Publication Details
Title:
Framing, public health, and machine learning: Ghana’s noncommunicable disease crisis through the lens of the news media
Details:
Noncommunicable diseases (NCDs) have become an urgent public health crisis and a significant cause of death, especially in developing countries like Ghana, where news media coverage influences public understanding of health issues, just as it does in other jurisdictions. This study employs an unsupervised machine learning method on 505 Ghanaian news articles published between 2014 and 2024 to analyze how the themes related to NCDs and the main attribution frames are presented.
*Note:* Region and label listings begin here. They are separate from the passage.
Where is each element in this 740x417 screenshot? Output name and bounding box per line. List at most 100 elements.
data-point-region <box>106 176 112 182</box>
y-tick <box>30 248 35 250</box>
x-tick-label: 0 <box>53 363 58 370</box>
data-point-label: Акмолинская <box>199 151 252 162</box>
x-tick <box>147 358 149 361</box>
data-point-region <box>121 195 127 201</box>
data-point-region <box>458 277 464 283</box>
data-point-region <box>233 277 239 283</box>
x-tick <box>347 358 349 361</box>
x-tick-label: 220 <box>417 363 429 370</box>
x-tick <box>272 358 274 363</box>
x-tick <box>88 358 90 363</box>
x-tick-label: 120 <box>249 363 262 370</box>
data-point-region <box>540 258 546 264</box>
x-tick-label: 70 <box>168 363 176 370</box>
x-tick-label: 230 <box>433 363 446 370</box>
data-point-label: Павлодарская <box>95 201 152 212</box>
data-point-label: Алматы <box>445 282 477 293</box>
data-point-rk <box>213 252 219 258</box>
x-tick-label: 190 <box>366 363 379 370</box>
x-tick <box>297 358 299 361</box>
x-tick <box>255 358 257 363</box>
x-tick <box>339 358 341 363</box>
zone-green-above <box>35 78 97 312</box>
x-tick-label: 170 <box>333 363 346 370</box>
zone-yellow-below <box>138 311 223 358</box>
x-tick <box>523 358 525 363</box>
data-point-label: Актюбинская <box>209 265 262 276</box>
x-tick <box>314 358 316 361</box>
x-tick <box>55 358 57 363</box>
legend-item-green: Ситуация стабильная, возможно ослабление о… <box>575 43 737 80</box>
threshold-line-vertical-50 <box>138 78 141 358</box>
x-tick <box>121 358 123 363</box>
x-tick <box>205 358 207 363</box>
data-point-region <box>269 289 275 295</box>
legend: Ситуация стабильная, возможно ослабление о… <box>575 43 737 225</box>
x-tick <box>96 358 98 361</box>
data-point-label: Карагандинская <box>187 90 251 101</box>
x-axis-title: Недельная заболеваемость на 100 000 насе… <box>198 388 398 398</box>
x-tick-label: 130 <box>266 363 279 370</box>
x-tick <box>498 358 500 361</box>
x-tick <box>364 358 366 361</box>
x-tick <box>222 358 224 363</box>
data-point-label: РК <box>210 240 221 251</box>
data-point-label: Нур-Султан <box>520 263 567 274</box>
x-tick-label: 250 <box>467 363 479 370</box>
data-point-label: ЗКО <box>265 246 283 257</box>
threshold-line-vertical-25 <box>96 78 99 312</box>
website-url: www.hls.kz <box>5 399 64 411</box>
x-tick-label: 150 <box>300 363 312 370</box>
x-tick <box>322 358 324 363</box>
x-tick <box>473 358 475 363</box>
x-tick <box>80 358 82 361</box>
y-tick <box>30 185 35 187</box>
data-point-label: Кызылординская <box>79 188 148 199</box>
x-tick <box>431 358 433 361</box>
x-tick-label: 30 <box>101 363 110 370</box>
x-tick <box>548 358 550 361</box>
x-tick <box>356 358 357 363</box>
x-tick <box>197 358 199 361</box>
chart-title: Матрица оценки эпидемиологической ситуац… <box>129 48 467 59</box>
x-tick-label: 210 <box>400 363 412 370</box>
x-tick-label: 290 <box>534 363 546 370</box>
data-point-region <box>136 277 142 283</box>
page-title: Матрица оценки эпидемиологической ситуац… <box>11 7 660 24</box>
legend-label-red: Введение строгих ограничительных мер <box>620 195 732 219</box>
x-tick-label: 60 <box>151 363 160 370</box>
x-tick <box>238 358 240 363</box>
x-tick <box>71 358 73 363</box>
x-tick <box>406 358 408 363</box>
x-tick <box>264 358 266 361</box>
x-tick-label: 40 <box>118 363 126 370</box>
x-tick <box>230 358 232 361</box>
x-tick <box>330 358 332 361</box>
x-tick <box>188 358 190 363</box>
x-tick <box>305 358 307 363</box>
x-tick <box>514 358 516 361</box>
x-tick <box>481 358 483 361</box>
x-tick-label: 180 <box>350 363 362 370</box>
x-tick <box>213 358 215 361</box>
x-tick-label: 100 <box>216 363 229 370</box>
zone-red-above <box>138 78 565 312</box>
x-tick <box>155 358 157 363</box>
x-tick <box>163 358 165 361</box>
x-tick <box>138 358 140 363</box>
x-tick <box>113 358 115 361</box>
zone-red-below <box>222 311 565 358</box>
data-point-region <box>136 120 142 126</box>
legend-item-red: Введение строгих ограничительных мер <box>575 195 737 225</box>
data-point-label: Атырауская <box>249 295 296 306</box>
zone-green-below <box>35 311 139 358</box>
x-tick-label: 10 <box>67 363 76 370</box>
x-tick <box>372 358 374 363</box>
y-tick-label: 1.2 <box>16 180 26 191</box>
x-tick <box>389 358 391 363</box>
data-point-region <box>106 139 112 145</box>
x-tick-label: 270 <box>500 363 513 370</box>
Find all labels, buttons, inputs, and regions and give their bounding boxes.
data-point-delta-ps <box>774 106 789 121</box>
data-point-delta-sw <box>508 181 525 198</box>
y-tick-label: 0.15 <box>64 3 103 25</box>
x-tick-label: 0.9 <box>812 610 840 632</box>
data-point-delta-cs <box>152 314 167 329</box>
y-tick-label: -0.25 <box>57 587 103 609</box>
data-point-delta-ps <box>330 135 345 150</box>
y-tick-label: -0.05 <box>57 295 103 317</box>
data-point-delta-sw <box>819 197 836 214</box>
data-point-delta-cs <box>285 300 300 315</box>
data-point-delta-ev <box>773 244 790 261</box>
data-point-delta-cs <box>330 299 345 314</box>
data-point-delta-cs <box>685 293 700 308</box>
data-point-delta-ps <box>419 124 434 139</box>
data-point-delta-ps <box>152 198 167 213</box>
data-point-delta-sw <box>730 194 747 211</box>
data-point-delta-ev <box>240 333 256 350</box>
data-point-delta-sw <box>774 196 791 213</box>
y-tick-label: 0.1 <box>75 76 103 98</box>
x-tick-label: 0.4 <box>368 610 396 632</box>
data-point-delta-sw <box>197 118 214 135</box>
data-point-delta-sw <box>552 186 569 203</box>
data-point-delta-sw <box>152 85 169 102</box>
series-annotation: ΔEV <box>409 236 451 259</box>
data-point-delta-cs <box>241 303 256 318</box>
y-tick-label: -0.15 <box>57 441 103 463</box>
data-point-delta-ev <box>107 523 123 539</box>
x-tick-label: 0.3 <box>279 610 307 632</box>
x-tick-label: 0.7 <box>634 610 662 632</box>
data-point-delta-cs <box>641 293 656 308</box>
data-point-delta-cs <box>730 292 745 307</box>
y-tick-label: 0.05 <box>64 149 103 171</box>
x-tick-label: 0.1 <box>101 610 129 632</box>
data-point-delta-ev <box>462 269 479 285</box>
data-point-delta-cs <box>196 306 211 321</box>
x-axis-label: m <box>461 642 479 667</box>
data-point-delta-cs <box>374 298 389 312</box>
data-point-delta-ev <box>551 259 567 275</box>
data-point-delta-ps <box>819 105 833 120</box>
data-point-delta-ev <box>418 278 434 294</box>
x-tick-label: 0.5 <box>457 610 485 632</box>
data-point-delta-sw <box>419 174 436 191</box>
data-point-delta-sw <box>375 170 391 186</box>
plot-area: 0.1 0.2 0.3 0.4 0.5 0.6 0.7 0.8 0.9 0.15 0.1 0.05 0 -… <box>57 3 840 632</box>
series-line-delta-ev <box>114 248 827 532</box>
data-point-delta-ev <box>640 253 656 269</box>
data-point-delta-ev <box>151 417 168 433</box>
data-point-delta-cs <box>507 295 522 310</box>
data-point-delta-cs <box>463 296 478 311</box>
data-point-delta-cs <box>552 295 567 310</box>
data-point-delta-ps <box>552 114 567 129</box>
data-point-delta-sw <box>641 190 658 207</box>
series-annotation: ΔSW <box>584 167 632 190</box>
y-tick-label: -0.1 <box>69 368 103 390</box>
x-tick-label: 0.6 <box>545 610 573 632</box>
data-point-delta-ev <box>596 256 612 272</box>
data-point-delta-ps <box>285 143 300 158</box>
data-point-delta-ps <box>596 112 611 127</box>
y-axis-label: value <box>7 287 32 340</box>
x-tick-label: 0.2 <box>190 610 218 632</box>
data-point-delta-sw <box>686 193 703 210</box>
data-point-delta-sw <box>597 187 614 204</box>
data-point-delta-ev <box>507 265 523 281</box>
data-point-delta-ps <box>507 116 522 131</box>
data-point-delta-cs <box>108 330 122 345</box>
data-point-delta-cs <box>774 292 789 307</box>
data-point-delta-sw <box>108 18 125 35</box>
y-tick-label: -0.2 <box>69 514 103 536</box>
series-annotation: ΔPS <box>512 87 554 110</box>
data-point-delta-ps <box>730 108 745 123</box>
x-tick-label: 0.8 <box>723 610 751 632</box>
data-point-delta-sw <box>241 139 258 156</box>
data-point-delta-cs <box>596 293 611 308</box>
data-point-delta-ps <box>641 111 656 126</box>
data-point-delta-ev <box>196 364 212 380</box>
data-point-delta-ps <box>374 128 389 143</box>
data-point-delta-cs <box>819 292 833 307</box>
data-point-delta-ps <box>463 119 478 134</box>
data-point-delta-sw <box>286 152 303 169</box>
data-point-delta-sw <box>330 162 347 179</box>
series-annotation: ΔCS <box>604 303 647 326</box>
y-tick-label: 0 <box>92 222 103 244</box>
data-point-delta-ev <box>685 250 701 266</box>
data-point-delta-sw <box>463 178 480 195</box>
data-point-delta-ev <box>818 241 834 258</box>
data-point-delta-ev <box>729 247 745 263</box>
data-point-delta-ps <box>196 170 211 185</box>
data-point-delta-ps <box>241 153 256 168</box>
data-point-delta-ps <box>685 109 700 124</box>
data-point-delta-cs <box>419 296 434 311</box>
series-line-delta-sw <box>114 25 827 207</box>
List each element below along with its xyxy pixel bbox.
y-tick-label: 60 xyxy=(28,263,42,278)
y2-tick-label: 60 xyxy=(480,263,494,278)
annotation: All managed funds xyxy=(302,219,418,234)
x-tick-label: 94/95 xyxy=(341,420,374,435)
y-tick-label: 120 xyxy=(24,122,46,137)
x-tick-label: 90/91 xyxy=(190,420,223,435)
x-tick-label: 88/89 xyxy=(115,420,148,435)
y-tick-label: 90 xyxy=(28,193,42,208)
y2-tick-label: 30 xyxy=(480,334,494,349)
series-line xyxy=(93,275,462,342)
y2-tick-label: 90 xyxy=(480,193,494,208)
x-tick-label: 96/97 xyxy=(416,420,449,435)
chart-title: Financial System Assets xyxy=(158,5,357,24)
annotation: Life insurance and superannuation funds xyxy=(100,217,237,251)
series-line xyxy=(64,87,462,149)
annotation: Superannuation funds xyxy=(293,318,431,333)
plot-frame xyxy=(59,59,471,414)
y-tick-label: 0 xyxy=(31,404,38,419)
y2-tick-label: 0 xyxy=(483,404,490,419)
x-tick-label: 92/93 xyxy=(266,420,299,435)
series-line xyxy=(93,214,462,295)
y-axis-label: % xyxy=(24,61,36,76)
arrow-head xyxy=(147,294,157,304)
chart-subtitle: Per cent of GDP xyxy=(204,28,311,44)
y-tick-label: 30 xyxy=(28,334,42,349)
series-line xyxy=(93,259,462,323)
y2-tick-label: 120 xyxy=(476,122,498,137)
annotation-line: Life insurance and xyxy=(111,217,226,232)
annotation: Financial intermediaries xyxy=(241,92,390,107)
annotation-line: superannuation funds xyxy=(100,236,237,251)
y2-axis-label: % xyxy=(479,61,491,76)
The results identified four primary thematic frames: stakeholder partnerships and crisis management efforts, Ghana’s NCD risk factors, systemic barriers to managing the crisis, and advances in healthcare technology. Additional attribution analysis revealed two key frames: a lifestyle frame, highlighting individual choices, and a socio-economic frame, connecting NCDs to poverty, weak health systems, urbanization, and environmental factors. Findings reflect global trends while emphasizing the influence of local structural factors in NCD crisis narratives. The study demonstrates the usefulness of computational methods for analyzing large news media text corpora, showing how Ghanaian news media mirror international framing patterns and also reveal unique local barriers and dependencies during public health emergencies.